Intel has been back in the merger and acquisition (M&A) headlines. The world’s largest manufacturer of computer chips – which featured prominently among the highly-acquisitive businesses catalogued in the Empirical Research Partners work we discussed in Merger mystery – has agreed to buy programmable processor manufacturer Altera for $16.7bn (£10.8bn).
Much has been made of this being the largest acquisition in Intel’s history (although, in passing, it may be worth noting it is only the third biggest deal to have been done in the semiconductor sector over the last three months). Still, given what might be kindly described as the group’s mixed track record in M&A, investors could be forgiven for wondering how value-enhancing the Altera purchase will prove.
You need, for example, only Google ‘Intel’ in combination with ‘McAfee’ for a particularly colourful illustration of how the former’s acquisitions do not always run smoothly. What is more, it is not as if Intel has bought a non-US company this time, which would at least be funded with some of the cash it keeps outside the US and away from the US taxman.

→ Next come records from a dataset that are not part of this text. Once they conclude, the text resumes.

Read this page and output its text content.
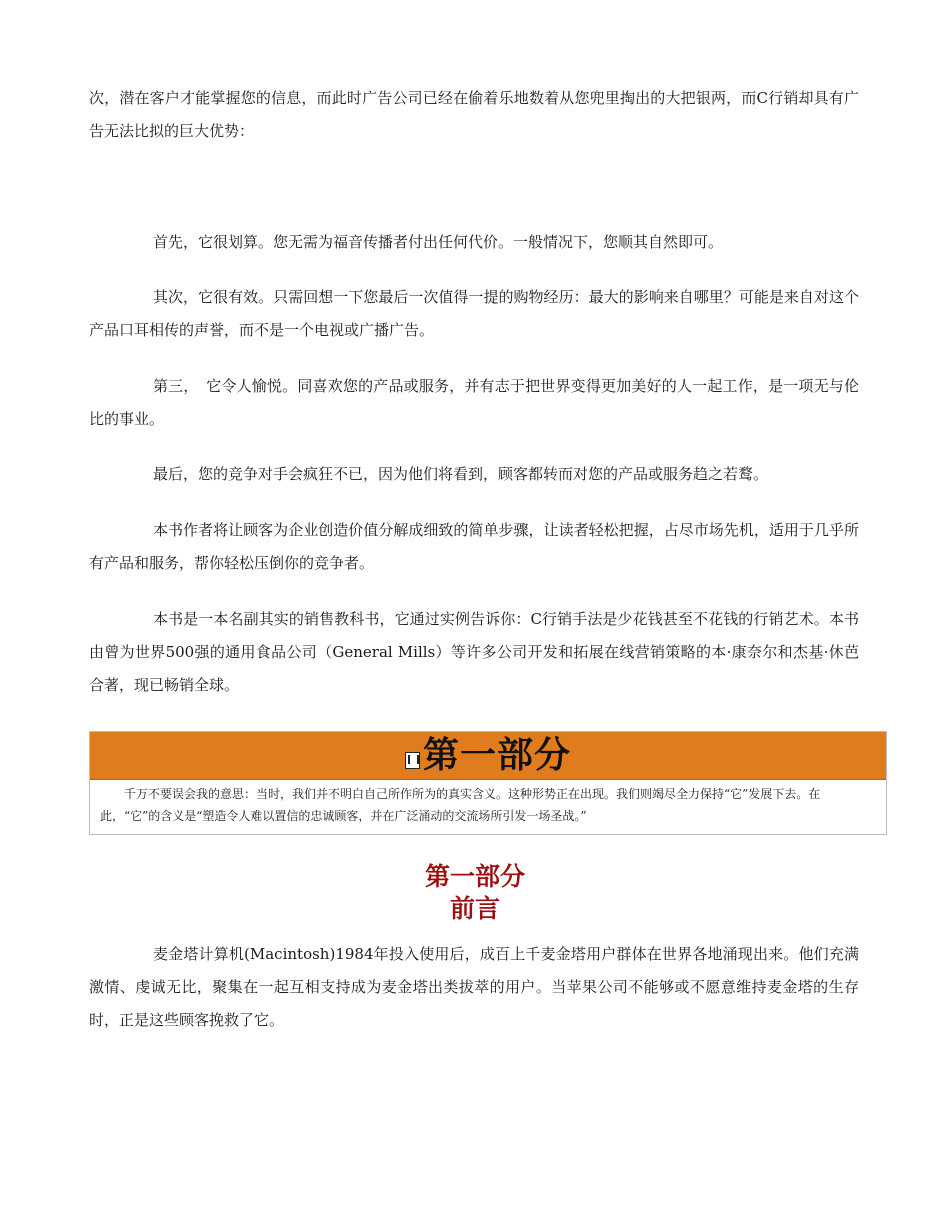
次，潜在客户才能掌握您的信息，而此时广告公司已经在偷着乐地数着从您兜里掏出的大把银两，而C行销却具有广告无法比拟的巨大优势：

首先，它很划算。您无需为福音传播者付出任何代价。一般情况下，您顺其自然即可。

其次，它很有效。只需回想一下您最后一次值得一提的购物经历：最大的影响来自哪里？可能是来自对这个产品口耳相传的声誉，而不是一个电视或广播广告。

第三，　它令人愉悦。同喜欢您的产品或服务，并有志于把世界变得更加美好的人一起工作，是一项无与伦比的事业。

最后，您的竞争对手会疯狂不已，因为他们将看到，顾客都转而对您的产品或服务趋之若鹜。

本书作者将让顾客为企业创造价值分解成细致的简单步骤，让读者轻松把握，占尽市场先机，适用于几乎所有产品和服务，帮你轻松压倒你的竞争者。

本书是一本名副其实的销售教科书，它通过实例告诉你：C行销手法是少花钱甚至不花钱的行销艺术。本书由曾为世界500强的通用食品公司（General Mills）等许多公司开发和拓展在线营销策略的本·康奈尔和杰基·休芭合著，现已畅销全球。

第一部分

千万不要误会我的意思：当时，我们并不明白自己所作所为的真实含义。这种形势正在出现。我们则竭尽全力保持“它”发展下去。在此，“它”的含义是“塑造令人难以置信的忠诚顾客，并在广泛涌动的交流场所引发一场圣战。”

第一部分

前言

麦金塔计算机(Macintosh)1984年投入使用后，成百上千麦金塔用户群体在世界各地涌现出来。他们充满激情、虔诚无比，聚集在一起互相支持成为麦金塔出类拔萃的用户。当苹果公司不能够或不愿意维持麦金塔的生存时，正是这些顾客挽救了它。
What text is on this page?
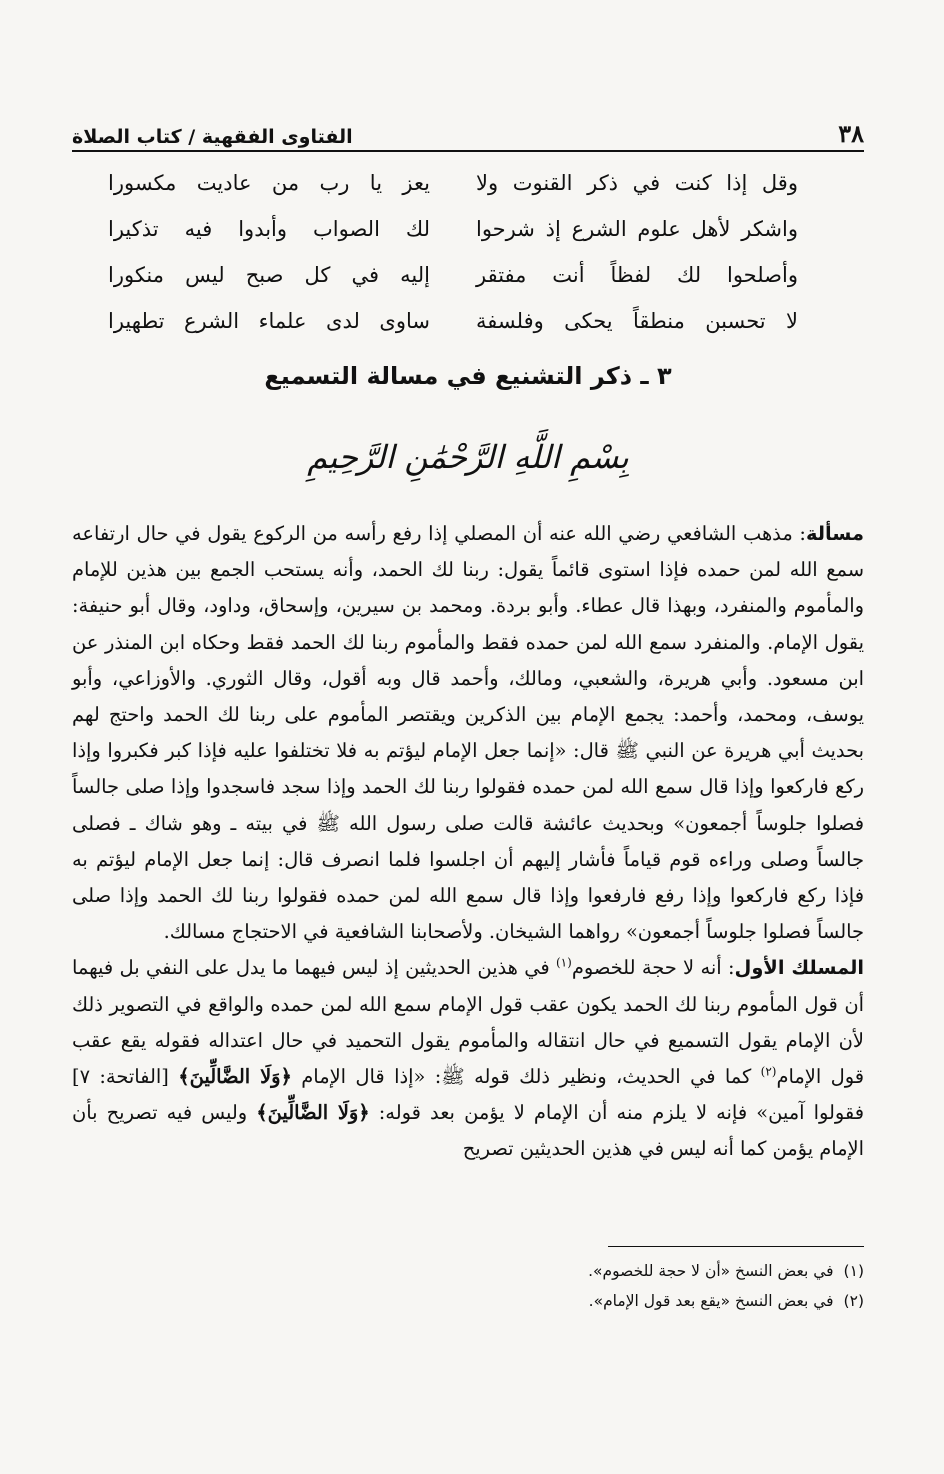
٣٨
الفتاوى الفقهية / كتاب الصلاة
وقل إذا كنت في ذكر القنوت ولا
يعز يا رب من عاديت مكسورا
واشكر لأهل علوم الشرع إذ شرحوا
لك الصواب وأبدوا فيه تذكيرا
وأصلحوا لك لفظاً أنت مفتقر
إليه في كل صبح ليس منكورا
لا تحسبن منطقاً يحكى وفلسفة
ساوى لدى علماء الشرع تطهيرا
٣ ـ ذكر التشنيع في مسالة التسميع
بِسْمِ اللَّهِ الرَّحْمَٰنِ الرَّحِيمِ

مسألة: مذهب الشافعي رضي الله عنه أن المصلي إذا رفع رأسه من الركوع يقول في حال ارتفاعه سمع الله لمن حمده فإذا استوى قائماً يقول: ربنا لك الحمد، وأنه يستحب الجمع بين هذين للإمام والمأموم والمنفرد، وبهذا قال عطاء. وأبو بردة. ومحمد بن سيرين، وإسحاق، وداود، وقال أبو حنيفة: يقول الإمام. والمنفرد سمع الله لمن حمده فقط والمأموم ربنا لك الحمد فقط وحكاه ابن المنذر عن ابن مسعود. وأبي هريرة، والشعبي، ومالك، وأحمد قال وبه أقول، وقال الثوري. والأوزاعي، وأبو يوسف، ومحمد، وأحمد: يجمع الإمام بين الذكرين ويقتصر المأموم على ربنا لك الحمد واحتج لهم بحديث أبي هريرة عن النبي ﷺ قال: «إنما جعل الإمام ليؤتم به فلا تختلفوا عليه فإذا كبر فكبروا وإذا ركع فاركعوا وإذا قال سمع الله لمن حمده فقولوا ربنا لك الحمد وإذا سجد فاسجدوا وإذا صلى جالساً فصلوا جلوساً أجمعون» وبحديث عائشة قالت صلى رسول الله ﷺ في بيته ـ وهو شاك ـ فصلى جالساً وصلى وراءه قوم قياماً فأشار إليهم أن اجلسوا فلما انصرف قال: إنما جعل الإمام ليؤتم به فإذا ركع فاركعوا وإذا رفع فارفعوا وإذا قال سمع الله لمن حمده فقولوا ربنا لك الحمد وإذا صلى جالساً فصلوا جلوساً أجمعون» رواهما الشيخان. ولأصحابنا الشافعية في الاحتجاج مسالك.

المسلك الأول: أنه لا حجة للخصوم$^{(١)}$ في هذين الحديثين إذ ليس فيهما ما يدل على النفي بل فيهما أن قول المأموم ربنا لك الحمد يكون عقب قول الإمام سمع الله لمن حمده والواقع في التصوير ذلك لأن الإمام يقول التسميع في حال انتقاله والمأموم يقول التحميد في حال اعتداله فقوله يقع عقب قول الإمام$^{(٢)}$ كما في الحديث، ونظير ذلك قوله ﷺ: «إذا قال الإمام ﴿وَلَا الضَّالِّينَ﴾ [الفاتحة: ٧] فقولوا آمين» فإنه لا يلزم منه أن الإمام لا يؤمن بعد قوله: ﴿وَلَا الضَّالِّينَ﴾ وليس فيه تصريح بأن الإمام يؤمن كما أنه ليس في هذين الحديثين تصريح

(١)
في بعض النسخ «أن لا حجة للخصوم».
(٢)
في بعض النسخ «يقع بعد قول الإمام».
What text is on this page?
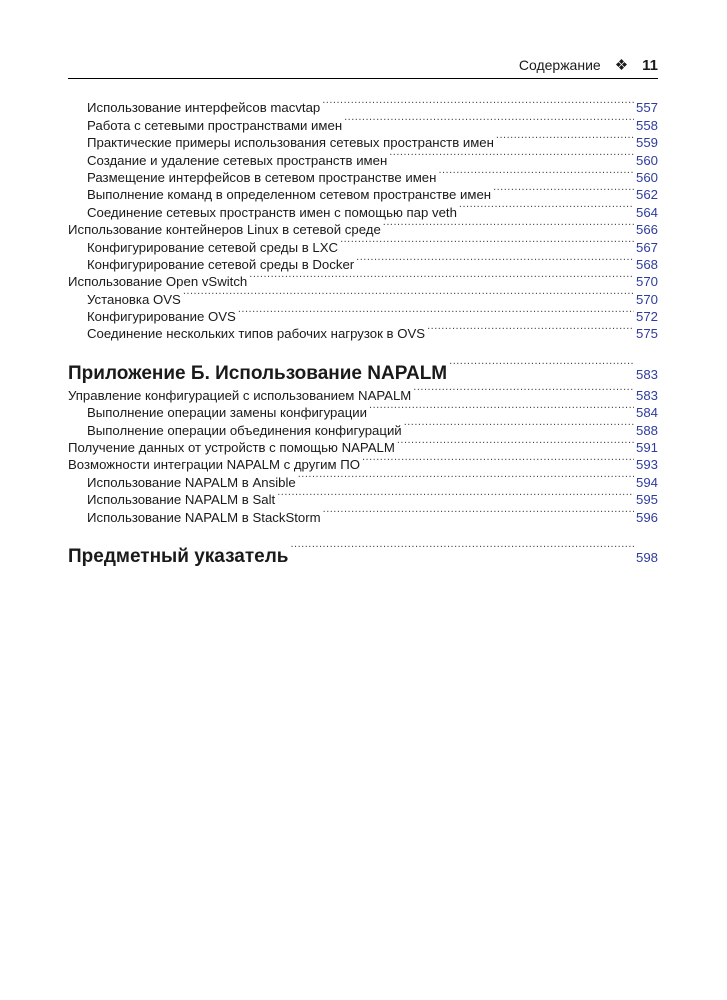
Содержание ❖ 11
Использование интерфейсов macvtap .....	557
Работа с сетевыми пространствами имен .....	558
Практические примеры использования сетевых пространств имен .....	559
Создание и удаление сетевых пространств имен .....	560
Размещение интерфейсов в сетевом пространстве имен .....	560
Выполнение команд в определенном сетевом пространстве имен .....	562
Соединение сетевых пространств имен с помощью пар veth .....	564
Использование контейнеров Linux в сетевой среде .....	566
Конфигурирование сетевой среды в LXC .....	567
Конфигурирование сетевой среды в Docker .....	568
Использование Open vSwitch .....	570
Установка OVS .....	570
Конфигурирование OVS .....	572
Соединение нескольких типов рабочих нагрузок в OVS .....	575
Приложение Б. Использование NAPALM .....	583
Управление конфигурацией с использованием NAPALM .....	583
Выполнение операции замены конфигурации .....	584
Выполнение операции объединения конфигураций .....	588
Получение данных от устройств с помощью NAPALM .....	591
Возможности интеграции NAPALM с другим ПО .....	593
Использование NAPALM в Ansible .....	594
Использование NAPALM в Salt .....	595
Использование NAPALM в StackStorm .....	596
Предметный указатель .....	598
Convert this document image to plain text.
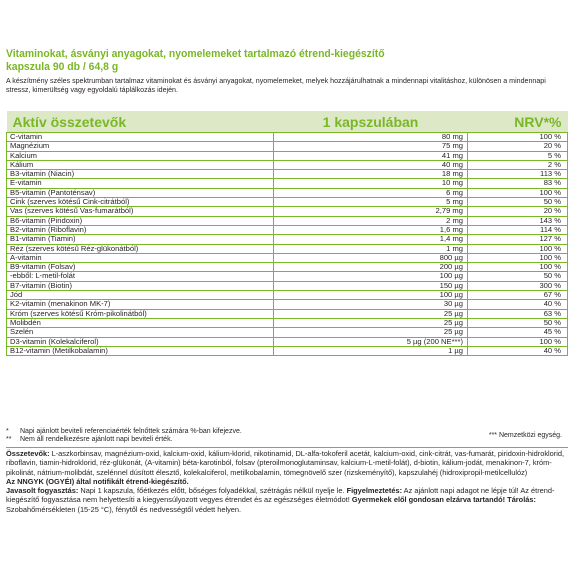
Vitaminokat, ásványi anyagokat, nyomelemeket tartalmazó étrend-kiegészítő
kapszula 90 db / 64,8 g
A készítmény széles spektrumban tartalmaz vitaminokat és ásványi anyagokat, nyomelemeket, melyek hozzájárulhatnak a mindennapi vitalitáshoz, különösen a mindennapi stressz, kimerültség vagy egyoldalú táplálkozás idején.
Aktív összetevők	1 kapszulában	NRV*%
C-vitamin	80 mg	100 %
Magnézium	75 mg	20 %
Kalcium	41 mg	5 %
Kálium	40 mg	2 %
B3-vitamin (Niacin)	18 mg	113 %
E-vitamin	10 mg	83 %
B5-vitamin (Pantoténsav)	6 mg	100 %
Cink (szerves kötésű Cink-citrátból)	5 mg	50 %
Vas (szerves kötésű Vas-fumarátból)	2,79 mg	20 %
B6-vitamin (Piridoxin)	2 mg	143 %
B2-vitamin (Riboflavin)	1,6 mg	114 %
B1-vitamin (Tiamin)	1,4 mg	127 %
Réz (szerves kötésű Réz-glükonátból)	1 mg	100 %
A-vitamin	800 µg	100 %
B9-vitamin (Folsav)	200 µg	100 %
-ebből: L-metil-folát	100 µg	50 %
B7-vitamin (Biotin)	150 µg	300 %
Jód	100 µg	67 %
K2-vitamin (menakinon MK-7)	30 µg	40 %
Króm (szerves kötésű Króm-pikolinátból)	25 µg	63 %
Molibdén	25 µg	50 %
Szelén	25 µg	45 %
D3-vitamin (Kolekalciferol)	5 µg (200 NE***)	100 %
B12-vitamin (Metilkobalamin)	1 µg	40 %
* Napi ajánlott beviteli referenciaérték felnőttek számára %-ban kifejezve.
** Nem áll rendelkezésre ajánlott napi beviteli érték.
*** Nemzetközi egység.

Összetevők: L-aszkorbinsav, magnézium-oxid, kalcium-oxid, kálium-klorid, nikotinamid, DL-alfa-tokoferil acetát, kalcium-oxid, cink-citrát, vas-fumarát, piridoxin-hidroklorid, riboflavin, tiamin-hidroklorid, réz-glükonát, (A-vitamin) béta-karotinból, folsav (pteroilmonoglutaminsav, kalcium-L-metil-folát), d-biotin, kálium-jodát, menakinon-7, króm-pikolinát, nátrium-molibdát, szelénnel dúsított élesztő, kolekalciferol, metilkobalamin, tömegnövelő szer (rizskeményítő), kapszulahéj (hidroxipropil-metilcellulóz)

Az NNGYK (OGYÉI) által notifikált étrend-kiegészítő.

Javasolt fogyasztás: Napi 1 kapszula, főétkezés előtt, bőséges folyadékkal, szétrágás nélkül nyelje le. Figyelmeztetés: Az ajánlott napi adagot ne lépje túl! Az étrend-kiegészítő fogyasztása nem helyettesíti a kiegyensúlyozott vegyes étrendet és az egészséges életmódot! Gyermekek elől gondosan elzárva tartandó! Tárolás: Szobahőmérsékleten (15-25 °C), fénytől és nedvességtől védett helyen.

Now, some of the metrics that are used to justify valuations within the information technology sector are nothing if not imaginative. However, if we were being generous – and were aiming to avoid a slippery slope that begins with some metric on a par with ‘$ per eyeball’ and ends we dread to think where – one might use an enterprise value or ‘EV’ model that takes into consideration the purchased company’s sales.
Looked at in that light, Intel has paid in the region of 9x sales, which is not too far from what Hewlett-Packard paid for Autonomy back in 2011. Intel will be hoping the Altera story has a far happier ending and yet, here on The Value Perspective, we suspect that if it continues to make similar acquisitions, it is unlikely to create value for shareholders over time and, as we pointed out in Merger mystery, that will not help its share price.